REPUBLIKA.CO.ID, TURKU -- Ketika hal-hal menakutkan terjadi di dunia nyata, seseorang terkadang melarikan diri dengan cara menyimak hiburan yang mencerminkan atau membantu mengatasi rasa takut. Buktinya, banyak penikmat film menyimak tayangan horor dan thriller di era pandemi.
Merebaknya pandemi Covid-19 bahkan memicu kemunculan fenomena "Quar-Horror". Para sineas menggarap film dengan subgenre horor-karantina, penuh dengan ketakutan mencekam yang membenamkan masyarakat dunia selama periode yang masih berlangsung ini.
Sebenarnya, apa daya tarik tayangan horor ketika kehidupan sudah terasa seram? Studi yang dilakukan tim dari Universitas Turku di Finlandia mencermati bagaimana penikmat film memproses ketakutan saat menonton 100 film horor terbaik dan paling menakutkan.
Para peneliti melihat pemindaian MRI otak peserta penelitian. Hasilnya, menyimak tayangan horor bisa membantu seseorang meredakan ketegangan yang terpendam. Tayangan penuh adegan menyeramkan justru memberikan perasaan lega sementara.

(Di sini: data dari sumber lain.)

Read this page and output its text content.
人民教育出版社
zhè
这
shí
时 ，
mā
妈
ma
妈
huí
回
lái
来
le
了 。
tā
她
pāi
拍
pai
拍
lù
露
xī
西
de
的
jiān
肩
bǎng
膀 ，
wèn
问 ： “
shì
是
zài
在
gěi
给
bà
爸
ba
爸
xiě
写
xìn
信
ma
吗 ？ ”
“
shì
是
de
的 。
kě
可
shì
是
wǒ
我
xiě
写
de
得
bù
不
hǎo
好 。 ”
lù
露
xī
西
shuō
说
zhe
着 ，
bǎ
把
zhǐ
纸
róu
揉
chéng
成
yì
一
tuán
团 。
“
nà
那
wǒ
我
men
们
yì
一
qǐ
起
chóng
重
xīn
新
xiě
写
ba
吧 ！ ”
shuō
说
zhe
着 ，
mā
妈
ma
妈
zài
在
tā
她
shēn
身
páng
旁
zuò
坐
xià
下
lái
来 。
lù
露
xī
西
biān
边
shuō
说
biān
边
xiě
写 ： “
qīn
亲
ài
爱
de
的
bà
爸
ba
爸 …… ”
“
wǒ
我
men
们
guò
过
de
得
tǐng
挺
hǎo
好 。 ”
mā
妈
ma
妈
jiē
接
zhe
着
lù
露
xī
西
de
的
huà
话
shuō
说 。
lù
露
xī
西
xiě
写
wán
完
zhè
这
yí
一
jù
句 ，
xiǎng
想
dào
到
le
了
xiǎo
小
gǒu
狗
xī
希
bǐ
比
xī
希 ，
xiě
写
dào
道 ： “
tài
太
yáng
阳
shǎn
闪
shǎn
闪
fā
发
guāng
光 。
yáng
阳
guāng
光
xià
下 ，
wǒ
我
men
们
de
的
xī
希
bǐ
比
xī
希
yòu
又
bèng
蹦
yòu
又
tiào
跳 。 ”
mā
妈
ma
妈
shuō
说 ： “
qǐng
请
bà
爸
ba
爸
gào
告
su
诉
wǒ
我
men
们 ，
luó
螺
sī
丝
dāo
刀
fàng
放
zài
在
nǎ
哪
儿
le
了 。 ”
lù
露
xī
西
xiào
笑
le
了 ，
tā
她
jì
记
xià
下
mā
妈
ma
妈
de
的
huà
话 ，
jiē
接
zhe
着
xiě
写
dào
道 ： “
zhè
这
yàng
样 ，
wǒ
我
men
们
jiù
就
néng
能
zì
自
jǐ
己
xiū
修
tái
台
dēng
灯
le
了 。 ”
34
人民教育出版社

Matthew Hudson, dosen di Kampus Nasional Irlandia, Dublin, menjelaskan bahwa fungsi film horor adalah membuat perasaan takut dan kecemasan menjadi konkret. Menonton film horor membuat kekhawatiran jadi nyata, kemudian terjadi pelepasan emosional.

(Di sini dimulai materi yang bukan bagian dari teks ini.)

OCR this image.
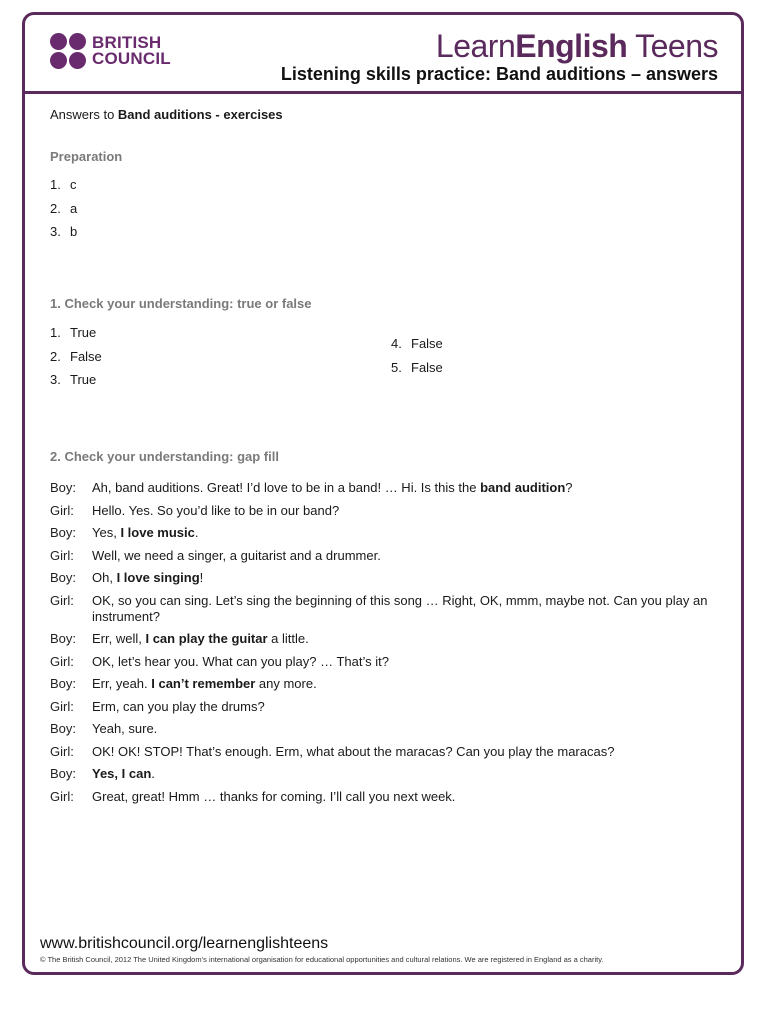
BRITISH
COUNCIL	LearnEnglish Teens
Listening skills practice: Band auditions – answers
Answers to Band auditions - exercises
Preparation
1. c
2. a
3. b
1. Check your understanding: true or false
1. True
2. False
3. True
4. False
5. False
2. Check your understanding: gap fill
Boy:	Ah, band auditions. Great! I’d love to be in a band! … Hi. Is this the band audition?
Girl:	Hello. Yes. So you’d like to be in our band?
Boy:	Yes, I love music.
Girl:	Well, we need a singer, a guitarist and a drummer.
Boy:	Oh, I love singing!
Girl:	OK, so you can sing. Let’s sing the beginning of this song … Right, OK, mmm, maybe not. Can you play an instrument?
Boy:	Err, well, I can play the guitar a little.
Girl:	OK, let’s hear you. What can you play? … That’s it?
Boy:	Err, yeah. I can’t remember any more.
Girl:	Erm, can you play the drums?
Boy:	Yeah, sure.
Girl:	OK! OK! STOP! That’s enough. Erm, what about the maracas? Can you play the maracas?
Boy:	Yes, I can.
Girl:	Great, great! Hmm … thanks for coming. I’ll call you next week.
www.britishcouncil.org/learnenglishteens
© The British Council, 2012 The United Kingdom’s international organisation for educational opportunities and cultural relations. We are registered in England as a charity.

Menurut dia, kunci untuk memahami kecemasan dan ketakutan adalah ketidakpastian. Selama masa ketidakpastian, kecenderungan untuk khawatir dan mencoba menyelesaikan masalah adalah sistem perlindungan alami.
Orang yang merasa khawatir, malah lebih mungkin untuk bertahan hidup daripada mereka yang tidak. Pasalnya, otak memproses rasa takut dan seseorang mengalami peningkatan indra. Kondisi itu disebut sebagai "keadaan siap", mode bertarung-atau-lari.
Selama masa karantina mandiri, menonton film horor atau tayangan tentang pandemi memberi kesempatan untuk terikat dengan orang lain dalam ketakutan, baik secara langsung maupun virtual. Kesadaran itu menciptakan rasa kebersamaan dan ikatan
"Oleh karena itu, kita mungkin menonton film horor untuk merasa lebih dekat dengan orang lain, atau merasa lebih dekat dengan siapa saja yang terlibat secara daring atau jarak jauh untuk membicarakan film tersebut," kata Hudson.
Pakar neuropsikologi Sanam Hafeez menambahkan pula bahwa menyimak film horor bisa menerbitkan kegembiraan tertentu. Ada kegembiraan terkait hal yang belum diketahui, dan film horor mengungkap kegembiraan itu dengan cara yang 'aman'.
Penonton dapat merasakan sensasi kengerian dari perspektif simulasi. Ini hampir seperti melatih keterampilan ketika berada dalam situasi yang sama, membantu bersiap untuk ketakutan yang tidak diketahui itu dari sofa yang nyaman.
Dengan sadar, penonton memahami bahwa ketika film selesai, dia bisa kembali ke kehidupan nyata. Dengan pandemi dan kejadian lain terjadi seperti film horor, penonton dapat dengan leluasa melatih keterampilan bertahan hidup dan berharap untuk selamat.
Hafeez yang merupakan staf di Universitas Columbia, New York, Amerika Serikat, juga menyampaikan bahwa pandemi memungkinkan untuk memproses film horor dan thriller dari perspektif yang lebih realistis. Tidak ada lagi pertanyaan "bagaimana jika?".
Berbagai cerita menyedihkan dan mengerikan dari negara seperti Italia, bisa saja dibayangkan seperti film. Menurut Hafeez, kelegaan terhindar secara fisik dari kengerian dalam film mirip dengan seseorang yang melihat kecelakaan dahsyat di jalan raya.
"Kita akan berpikir 'wow, itu mengerikan, tapi untungnya itu bukan saya'. Kemudian kita semua mengemudi sedikit lebih lambat dan lebih aman, meski hanya untuk beberapa menit," tuturnya, dikutip dari laman Today, Jumat (21/8).